As the contagious COVID-19 delta variant poses a growing threat, the CDC’s guidance for COVID-19 prevention in K-12 schools currently recommends universal masking indoors regardless of vaccination status, in accordance with the scientific consensus that universal masking can help prevent transmission.

Professor Ross Haenfler, sociology, said he was strongly in favor of mask requirements.

“It [a mask mandate] just seems like the minimum we can do to keep one another safe. This is how we express our care for ourselves, our families and our communities — by trying to keep one another safe,” Haenfler said.

Dobe, whose two school-age children tested positive for COVID-19 earlier this year, said he also thought the mask mandate was a positive step, but questioned whether implementation would be effective at the school level, particularly with religious exemptions to the requirement in place.

“There’s no real enforcement if students are not wearing their masks properly or at all. … My son in junior high is finding a lot of very relaxed, or careless, kind of attitude towards it, like, ‘Yeah, we’re going to do this, but not really.’ So that’s frustrating, and from a health perspective, worrisome.”

Dobe said several other faculty families at the College had also contracted COVID-19 during the school year at Grinnell.

Amidst this spread, both Dobe and Haenfler expressed concern over the lack of other measures to prevent COVID-19 transmission, such as widespread access to rapid testing and Test Iowa sites and no measures for contact tracing in place in public schools.

“I really feel that the governor’s office is making sure that we don’t really have a great sense of how many positive cases there are,” Haenfler said.

According to an information sheet sent to families regarding the Grinnell-Newburg District’s decision to mandate masks, the Iowa Department of Public Health “does not have an order for contact tracing.”

“There seems to be very spotty reporting,” Dobe said. “There’s no tracing and there’s no real finer-grained approach to disseminating information and tracking it in the schools. That seems really sloppy and is just not being done. So, we don’t really have a sense of what the situation actually is.”

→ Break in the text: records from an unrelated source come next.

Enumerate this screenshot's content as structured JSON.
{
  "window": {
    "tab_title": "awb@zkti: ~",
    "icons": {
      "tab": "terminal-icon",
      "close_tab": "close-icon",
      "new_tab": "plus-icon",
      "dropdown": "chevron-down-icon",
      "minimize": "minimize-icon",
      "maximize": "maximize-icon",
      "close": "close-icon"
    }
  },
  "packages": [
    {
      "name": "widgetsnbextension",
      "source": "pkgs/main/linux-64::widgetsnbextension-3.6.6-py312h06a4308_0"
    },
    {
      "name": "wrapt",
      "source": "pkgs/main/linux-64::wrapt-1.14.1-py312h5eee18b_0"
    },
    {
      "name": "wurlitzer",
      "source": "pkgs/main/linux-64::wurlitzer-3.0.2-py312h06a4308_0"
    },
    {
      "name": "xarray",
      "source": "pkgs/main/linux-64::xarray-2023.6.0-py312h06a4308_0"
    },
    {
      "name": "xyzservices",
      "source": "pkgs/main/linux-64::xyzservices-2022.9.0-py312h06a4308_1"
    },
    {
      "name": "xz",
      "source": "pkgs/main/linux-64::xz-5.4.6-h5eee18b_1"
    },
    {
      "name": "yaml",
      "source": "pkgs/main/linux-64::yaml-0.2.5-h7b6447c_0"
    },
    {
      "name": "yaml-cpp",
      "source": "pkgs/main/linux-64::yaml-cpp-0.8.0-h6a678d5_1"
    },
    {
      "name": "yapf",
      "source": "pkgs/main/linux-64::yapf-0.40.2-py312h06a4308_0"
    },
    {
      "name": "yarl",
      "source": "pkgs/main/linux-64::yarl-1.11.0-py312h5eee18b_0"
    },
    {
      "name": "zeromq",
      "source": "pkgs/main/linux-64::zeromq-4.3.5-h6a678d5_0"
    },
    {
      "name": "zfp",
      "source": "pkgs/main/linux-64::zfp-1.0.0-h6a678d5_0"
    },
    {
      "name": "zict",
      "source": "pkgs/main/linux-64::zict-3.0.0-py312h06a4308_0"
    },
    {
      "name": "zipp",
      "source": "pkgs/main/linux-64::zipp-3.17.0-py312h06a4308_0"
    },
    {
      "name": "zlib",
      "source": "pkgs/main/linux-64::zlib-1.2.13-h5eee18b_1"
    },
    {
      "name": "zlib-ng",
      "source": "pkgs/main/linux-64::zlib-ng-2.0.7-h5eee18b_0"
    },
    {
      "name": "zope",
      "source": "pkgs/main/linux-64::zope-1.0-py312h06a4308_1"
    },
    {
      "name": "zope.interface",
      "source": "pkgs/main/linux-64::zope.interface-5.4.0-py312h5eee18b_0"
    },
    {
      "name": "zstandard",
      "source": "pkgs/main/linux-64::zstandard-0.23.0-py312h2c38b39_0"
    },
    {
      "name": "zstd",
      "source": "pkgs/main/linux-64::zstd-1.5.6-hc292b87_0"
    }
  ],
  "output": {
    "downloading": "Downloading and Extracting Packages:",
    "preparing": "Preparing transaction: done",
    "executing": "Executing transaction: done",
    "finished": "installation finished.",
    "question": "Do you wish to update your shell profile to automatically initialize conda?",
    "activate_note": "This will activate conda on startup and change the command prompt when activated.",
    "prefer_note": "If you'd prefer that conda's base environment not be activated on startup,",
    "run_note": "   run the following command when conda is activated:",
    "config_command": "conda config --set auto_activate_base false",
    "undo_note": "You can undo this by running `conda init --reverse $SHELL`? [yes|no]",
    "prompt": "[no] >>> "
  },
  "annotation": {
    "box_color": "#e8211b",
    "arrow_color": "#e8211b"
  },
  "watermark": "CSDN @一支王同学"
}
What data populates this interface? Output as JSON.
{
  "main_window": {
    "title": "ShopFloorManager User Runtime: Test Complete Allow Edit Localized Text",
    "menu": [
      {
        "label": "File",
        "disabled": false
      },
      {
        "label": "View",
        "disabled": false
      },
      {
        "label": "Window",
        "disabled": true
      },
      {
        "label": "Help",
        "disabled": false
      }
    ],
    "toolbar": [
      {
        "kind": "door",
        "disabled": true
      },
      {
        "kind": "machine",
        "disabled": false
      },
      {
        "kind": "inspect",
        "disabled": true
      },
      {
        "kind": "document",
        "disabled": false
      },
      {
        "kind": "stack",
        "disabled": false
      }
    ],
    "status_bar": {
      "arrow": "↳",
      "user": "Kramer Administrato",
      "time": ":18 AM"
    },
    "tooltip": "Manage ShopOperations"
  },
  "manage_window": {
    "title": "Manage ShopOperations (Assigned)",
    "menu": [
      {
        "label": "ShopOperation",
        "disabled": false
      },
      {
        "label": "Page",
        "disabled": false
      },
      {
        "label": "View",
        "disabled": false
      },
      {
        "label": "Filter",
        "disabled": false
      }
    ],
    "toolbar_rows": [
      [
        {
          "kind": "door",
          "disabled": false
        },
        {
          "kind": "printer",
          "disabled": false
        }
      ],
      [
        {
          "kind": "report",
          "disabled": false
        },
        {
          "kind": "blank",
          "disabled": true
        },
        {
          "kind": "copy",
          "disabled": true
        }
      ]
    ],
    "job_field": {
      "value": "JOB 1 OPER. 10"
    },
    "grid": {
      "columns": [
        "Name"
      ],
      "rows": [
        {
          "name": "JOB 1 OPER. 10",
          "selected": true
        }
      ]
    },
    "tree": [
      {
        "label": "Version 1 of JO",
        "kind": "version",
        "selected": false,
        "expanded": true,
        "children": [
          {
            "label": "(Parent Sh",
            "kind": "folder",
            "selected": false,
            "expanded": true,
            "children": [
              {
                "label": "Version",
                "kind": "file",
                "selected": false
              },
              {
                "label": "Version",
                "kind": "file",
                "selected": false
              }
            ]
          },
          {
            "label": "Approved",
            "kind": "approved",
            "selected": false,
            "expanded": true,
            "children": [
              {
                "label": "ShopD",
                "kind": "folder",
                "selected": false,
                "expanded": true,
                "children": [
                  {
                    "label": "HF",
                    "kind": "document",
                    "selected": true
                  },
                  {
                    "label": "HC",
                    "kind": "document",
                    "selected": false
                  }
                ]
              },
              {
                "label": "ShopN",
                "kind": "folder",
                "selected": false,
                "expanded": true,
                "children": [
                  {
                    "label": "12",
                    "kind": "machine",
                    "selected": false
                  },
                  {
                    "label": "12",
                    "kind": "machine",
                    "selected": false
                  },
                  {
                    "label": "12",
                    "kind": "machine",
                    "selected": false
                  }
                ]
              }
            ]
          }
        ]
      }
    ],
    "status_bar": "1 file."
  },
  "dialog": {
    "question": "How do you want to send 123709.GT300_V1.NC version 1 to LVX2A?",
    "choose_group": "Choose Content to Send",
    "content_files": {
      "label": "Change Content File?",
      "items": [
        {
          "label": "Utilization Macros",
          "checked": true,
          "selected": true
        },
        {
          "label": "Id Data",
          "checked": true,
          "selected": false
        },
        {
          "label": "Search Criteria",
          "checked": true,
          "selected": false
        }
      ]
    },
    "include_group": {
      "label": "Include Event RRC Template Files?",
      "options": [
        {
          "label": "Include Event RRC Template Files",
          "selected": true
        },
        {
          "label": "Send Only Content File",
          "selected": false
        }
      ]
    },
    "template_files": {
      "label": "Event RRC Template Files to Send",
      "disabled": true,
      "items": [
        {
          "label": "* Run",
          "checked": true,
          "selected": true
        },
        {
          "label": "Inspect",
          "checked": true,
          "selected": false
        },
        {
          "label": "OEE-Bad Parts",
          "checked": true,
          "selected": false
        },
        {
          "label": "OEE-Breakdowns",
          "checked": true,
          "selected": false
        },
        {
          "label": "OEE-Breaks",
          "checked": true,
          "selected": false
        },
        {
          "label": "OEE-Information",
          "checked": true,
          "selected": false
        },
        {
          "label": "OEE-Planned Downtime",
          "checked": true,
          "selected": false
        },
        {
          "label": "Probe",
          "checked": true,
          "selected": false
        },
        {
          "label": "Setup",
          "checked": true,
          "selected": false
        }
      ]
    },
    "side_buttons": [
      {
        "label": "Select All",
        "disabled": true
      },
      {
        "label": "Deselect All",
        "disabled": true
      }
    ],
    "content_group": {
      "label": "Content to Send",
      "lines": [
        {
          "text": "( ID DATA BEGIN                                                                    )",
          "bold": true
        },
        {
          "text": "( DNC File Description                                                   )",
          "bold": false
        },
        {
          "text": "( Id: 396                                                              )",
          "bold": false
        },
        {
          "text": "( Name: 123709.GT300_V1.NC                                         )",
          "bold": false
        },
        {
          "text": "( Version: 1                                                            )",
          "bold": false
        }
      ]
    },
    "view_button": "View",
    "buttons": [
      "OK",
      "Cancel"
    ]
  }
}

Another concern raised at the school board meeting was how the decision to mandate masks would affect prospects for current school board members.

“Somebody from the anti-mask crowd got up and made it clear that the new school board election, in this round, they’re going to try and punish the board for this decision,” Dobe said.

As the Grinnell-Newburg Board of Education election approaches this week, mask mandates have become yet another point of polarization.